Colonoscopy (anorectocolonoscopy)


Colonoscopy (anorectocolonoscopy) describes the endoscopic examination of the inner layer ( Mucosa) of the anus, rectum and colon (large bowel). We perform painless colonoscopy under sedation. Usually colonoscopy lasts 15-20 min. During the Endoscopy our anesthesiologist monitors your blood pressure, heart rate and breathing.


Indications for colonoscopy include a history of Barrett’s esophagus (25% coincidence), abdominal pain, gas bloating, (bloody) diarrhea, nausea and vomiting. Cancer prevention: screening colonoscopy is recommended at age 50 for men and women.

The technology

Colonoscopy uses a flexible endoscope for the examination of the anus, rectum and colon (large bowel). When indicated the endoscope can also examine the lower part of the small intestine (ileum). The endoscope is connected to the video tower (light source, video screen). The endoscopic images are followed on a high-resolution video screen. Data, images and videos are stored on a computer. The endoscope includes a working channel for the introduction of instruments ( Biopsy forceps, electro cautery devices for cutting and resection).


For colonoscopy we recommend bowel preparation with Klean prep. The day before the Endoscopy you will drink 5 liters of Klean prep, thereafter keep fluid diet (clear soup, water, tea). Colonoscopy is conducted after 6 hours fast. Otherwise large bowel content (food, secretions) will impair the vision to the tissue. If the colonoscopy is scheduled for the afternoon the patient is allowed to take the morning medications (hormones, heart, blood pressure medications). If the colonoscopy is planned before 12 a.m. patients should not take hormones, heart, blood pressure medications. Our anesthesiologist will administer the drugs during the sedation.


We conduct colonoscopy under sedation and left lateral body position. Following the rectal digital examination (palpation of the rectum, hemorrhoids) the endoscope is introduced into the rectum and forwarded towards the beginning of the large bowel (coecum). During the Endoscopy we insufflate air to extend the gut to obtain adequate space for the examination. Now we slowly remove the endoscope from the coecum (right portion of the large bowel) towards the rectum. During the course we exactly inspect the Mucosa of the large bowel. Polyps are removed and suspicious areas are Biopsy sampled. Before retrieval of the endoscope we aspirate the insufflated air. Thereafter you relax in the recovery room.

Biopsy sampling

During the colonoscopy we obtain biopsies from any abnormality using the Biopsy forceps. The forceps is introduced via the working channel of the endoscope. Biopsy sampling is painless.

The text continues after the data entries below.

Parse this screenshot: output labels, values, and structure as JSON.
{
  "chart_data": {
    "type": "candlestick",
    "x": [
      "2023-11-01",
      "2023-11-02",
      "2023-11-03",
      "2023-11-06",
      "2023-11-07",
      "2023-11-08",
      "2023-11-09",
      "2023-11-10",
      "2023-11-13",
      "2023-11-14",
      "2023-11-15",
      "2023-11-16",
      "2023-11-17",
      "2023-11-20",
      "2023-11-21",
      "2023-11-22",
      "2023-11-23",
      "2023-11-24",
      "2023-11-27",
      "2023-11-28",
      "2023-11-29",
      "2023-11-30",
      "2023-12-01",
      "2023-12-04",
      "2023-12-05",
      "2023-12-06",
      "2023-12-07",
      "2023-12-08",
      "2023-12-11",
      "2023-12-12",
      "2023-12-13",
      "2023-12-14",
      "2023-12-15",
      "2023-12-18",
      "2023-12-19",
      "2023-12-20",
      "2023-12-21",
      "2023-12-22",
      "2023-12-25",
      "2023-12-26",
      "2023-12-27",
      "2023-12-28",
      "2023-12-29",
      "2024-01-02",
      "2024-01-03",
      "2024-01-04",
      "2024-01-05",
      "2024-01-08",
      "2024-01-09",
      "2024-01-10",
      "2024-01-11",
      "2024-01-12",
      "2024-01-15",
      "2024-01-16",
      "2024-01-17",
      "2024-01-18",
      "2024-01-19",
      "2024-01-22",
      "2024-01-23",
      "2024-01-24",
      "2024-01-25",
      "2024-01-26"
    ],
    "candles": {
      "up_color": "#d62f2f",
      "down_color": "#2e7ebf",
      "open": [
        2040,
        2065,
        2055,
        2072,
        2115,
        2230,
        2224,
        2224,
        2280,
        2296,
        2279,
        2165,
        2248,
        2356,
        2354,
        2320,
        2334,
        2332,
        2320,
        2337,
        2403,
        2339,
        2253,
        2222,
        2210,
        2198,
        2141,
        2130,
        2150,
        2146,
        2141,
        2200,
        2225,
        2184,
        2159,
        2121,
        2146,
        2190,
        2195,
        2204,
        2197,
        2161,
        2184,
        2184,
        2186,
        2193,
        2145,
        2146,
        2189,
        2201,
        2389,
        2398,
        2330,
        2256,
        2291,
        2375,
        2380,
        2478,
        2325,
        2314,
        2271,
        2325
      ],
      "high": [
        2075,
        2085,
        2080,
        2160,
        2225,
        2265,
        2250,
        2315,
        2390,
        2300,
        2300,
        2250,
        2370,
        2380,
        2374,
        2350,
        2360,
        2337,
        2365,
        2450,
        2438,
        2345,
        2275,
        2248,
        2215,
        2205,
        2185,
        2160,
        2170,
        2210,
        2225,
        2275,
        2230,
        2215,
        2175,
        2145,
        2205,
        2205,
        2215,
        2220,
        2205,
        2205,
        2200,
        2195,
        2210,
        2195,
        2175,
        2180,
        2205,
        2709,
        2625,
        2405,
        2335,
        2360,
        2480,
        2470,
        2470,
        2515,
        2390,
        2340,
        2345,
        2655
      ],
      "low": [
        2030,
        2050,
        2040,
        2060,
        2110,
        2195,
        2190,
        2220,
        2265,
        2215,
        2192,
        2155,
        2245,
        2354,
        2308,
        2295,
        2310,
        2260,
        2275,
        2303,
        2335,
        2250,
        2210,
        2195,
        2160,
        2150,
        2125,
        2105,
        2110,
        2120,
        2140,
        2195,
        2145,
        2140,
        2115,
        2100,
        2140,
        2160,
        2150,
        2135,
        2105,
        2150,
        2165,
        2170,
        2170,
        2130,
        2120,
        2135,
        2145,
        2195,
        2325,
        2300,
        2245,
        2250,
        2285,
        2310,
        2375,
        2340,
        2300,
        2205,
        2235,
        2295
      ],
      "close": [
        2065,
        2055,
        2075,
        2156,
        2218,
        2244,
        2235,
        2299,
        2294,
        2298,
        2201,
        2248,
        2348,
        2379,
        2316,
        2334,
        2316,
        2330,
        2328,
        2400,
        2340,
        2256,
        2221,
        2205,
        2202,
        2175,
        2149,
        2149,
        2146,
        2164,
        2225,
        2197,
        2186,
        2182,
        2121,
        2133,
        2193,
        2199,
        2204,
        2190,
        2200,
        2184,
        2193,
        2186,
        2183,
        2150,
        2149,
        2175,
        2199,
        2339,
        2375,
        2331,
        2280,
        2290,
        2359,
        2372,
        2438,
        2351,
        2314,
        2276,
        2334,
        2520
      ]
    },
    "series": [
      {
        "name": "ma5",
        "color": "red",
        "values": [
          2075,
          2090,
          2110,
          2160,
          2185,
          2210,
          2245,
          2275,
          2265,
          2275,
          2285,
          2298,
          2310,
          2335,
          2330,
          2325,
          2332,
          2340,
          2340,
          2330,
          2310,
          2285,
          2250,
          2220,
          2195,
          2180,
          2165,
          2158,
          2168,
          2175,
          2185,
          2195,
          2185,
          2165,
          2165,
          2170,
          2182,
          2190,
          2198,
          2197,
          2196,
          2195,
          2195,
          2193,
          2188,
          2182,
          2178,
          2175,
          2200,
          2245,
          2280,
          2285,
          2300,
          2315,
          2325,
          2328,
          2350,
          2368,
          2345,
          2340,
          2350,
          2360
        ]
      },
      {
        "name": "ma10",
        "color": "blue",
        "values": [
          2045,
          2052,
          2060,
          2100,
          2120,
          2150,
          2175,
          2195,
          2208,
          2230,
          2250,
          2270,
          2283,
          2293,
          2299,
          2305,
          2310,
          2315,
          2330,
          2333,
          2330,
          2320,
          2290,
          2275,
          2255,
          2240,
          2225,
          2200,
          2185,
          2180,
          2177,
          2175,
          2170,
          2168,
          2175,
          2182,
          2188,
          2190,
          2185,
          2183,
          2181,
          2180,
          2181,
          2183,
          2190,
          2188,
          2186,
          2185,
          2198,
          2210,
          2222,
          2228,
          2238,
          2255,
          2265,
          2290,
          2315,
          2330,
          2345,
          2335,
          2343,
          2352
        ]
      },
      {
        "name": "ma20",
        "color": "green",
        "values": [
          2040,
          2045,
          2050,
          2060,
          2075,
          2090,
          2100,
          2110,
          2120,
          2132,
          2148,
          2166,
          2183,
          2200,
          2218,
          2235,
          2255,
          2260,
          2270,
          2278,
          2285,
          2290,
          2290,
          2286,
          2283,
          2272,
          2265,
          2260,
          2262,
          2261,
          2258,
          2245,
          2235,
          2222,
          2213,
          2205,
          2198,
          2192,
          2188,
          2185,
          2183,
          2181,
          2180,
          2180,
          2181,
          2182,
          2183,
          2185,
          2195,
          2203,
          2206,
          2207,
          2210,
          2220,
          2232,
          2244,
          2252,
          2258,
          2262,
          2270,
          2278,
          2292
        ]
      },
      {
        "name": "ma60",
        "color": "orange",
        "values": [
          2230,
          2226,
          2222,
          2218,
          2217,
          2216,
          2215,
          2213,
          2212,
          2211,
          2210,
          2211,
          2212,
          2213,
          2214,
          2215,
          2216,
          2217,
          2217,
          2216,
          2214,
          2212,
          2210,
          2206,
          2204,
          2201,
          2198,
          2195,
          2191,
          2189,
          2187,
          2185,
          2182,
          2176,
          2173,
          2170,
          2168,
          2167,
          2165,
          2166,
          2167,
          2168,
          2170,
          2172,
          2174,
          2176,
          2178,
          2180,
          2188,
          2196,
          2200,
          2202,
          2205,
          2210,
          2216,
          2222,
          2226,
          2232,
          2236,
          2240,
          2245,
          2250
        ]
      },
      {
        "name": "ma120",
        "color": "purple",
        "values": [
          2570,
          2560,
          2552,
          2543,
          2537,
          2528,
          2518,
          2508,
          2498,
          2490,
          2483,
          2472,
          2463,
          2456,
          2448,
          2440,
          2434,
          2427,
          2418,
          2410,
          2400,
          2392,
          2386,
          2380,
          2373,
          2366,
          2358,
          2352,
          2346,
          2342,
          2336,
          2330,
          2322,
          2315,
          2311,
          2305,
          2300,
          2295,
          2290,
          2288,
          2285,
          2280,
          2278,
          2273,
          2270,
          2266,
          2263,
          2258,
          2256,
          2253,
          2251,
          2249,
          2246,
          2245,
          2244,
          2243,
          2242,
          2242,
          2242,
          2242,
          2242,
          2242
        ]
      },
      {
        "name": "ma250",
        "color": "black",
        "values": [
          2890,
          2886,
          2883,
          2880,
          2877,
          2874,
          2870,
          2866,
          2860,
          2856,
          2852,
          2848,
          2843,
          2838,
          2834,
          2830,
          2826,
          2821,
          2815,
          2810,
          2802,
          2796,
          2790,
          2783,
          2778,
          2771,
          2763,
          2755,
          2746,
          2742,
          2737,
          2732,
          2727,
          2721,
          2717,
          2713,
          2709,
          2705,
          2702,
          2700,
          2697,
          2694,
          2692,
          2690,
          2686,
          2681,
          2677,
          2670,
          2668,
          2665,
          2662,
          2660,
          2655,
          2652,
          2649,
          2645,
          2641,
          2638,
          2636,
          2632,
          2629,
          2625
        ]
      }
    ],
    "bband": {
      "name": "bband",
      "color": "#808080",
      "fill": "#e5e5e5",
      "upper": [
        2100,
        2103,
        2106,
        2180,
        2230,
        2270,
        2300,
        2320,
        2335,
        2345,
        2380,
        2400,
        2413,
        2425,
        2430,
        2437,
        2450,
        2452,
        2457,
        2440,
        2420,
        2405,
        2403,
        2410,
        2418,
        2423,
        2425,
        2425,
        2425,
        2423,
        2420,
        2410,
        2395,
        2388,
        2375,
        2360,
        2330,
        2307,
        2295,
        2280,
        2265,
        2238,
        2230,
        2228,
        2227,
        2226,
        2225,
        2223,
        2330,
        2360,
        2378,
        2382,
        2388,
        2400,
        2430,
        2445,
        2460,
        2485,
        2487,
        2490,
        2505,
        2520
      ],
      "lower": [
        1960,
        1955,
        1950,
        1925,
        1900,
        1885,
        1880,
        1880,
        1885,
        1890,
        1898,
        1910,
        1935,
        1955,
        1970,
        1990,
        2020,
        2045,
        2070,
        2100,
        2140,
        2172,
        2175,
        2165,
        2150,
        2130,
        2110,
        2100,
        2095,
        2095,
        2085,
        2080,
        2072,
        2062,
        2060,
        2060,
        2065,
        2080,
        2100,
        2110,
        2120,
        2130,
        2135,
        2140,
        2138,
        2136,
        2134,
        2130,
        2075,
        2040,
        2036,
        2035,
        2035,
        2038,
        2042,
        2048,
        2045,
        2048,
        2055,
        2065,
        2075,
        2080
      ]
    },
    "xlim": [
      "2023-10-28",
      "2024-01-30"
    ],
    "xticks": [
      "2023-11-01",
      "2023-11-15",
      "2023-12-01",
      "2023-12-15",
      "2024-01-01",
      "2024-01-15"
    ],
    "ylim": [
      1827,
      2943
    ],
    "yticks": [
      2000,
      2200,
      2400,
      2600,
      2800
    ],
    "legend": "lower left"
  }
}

Complications are rare, occur in 0.02% of the cases and include perforation and bleeding. Minor side effects include gas bloat, abdominal discomfort, nausea and vomiting. Our anesthesiologist immediately antagonizes such complaints by the administration of effective drugs.

Endoscopy report

The Endoscopy report lists all findings (diverticula, inflammation, polyps, tumor). In addition the report catalogs the Biopsy sites and types of interventions (polypectomy). The report includes color images of the anus, rectum and colon. Finally the Endoscopy report includes therapy and management recommendations (medication, additional examinations etc.). The Endoscopy report is an important health document and should be provided to your physicians during health consultation.

Relevance of colonoscopy

The relevance of colonoscopy is the assessment of cancer risk (polyps) and the recommendation for surveillance for cancer prevention. Colon polyps and Barrett’s esophagus share the same 0.5% annual cancer risk.

Expert opinion

Martin Riegler (Surgeon, Vienna):

There is a positive (25%) correlation between polyps of the colon and Barrett’s esophagus. Both entities share the same cancer risk. Therefore we recommend: Gastroscopy and colonoscopy; removal of polyps and Barrett’s esophagus. Biopsy forceps or sling removes polyps. Radiofrequency ablation (HALO®) eliminates Barrett’s esophagus. This is our holistic approach for fair care and cancer prevention.


Gerson LB, Shetler K, Triadafilopoulos G. Prevalence of Barrett's esophagus in asymptomatic individuals. Gastroenterology 2002; 123(2): 461-7.

Rex DK, Cummings OW, Shaw M, Cumings MD, Wong RK, Vasudeva RS, Dunne D, Rahmani EY, Helper DJ. Screening for Barrett's esophagus in colonoscopy patients with and without Heartburn. Gastroenterology 2003; 125(6):1670-7.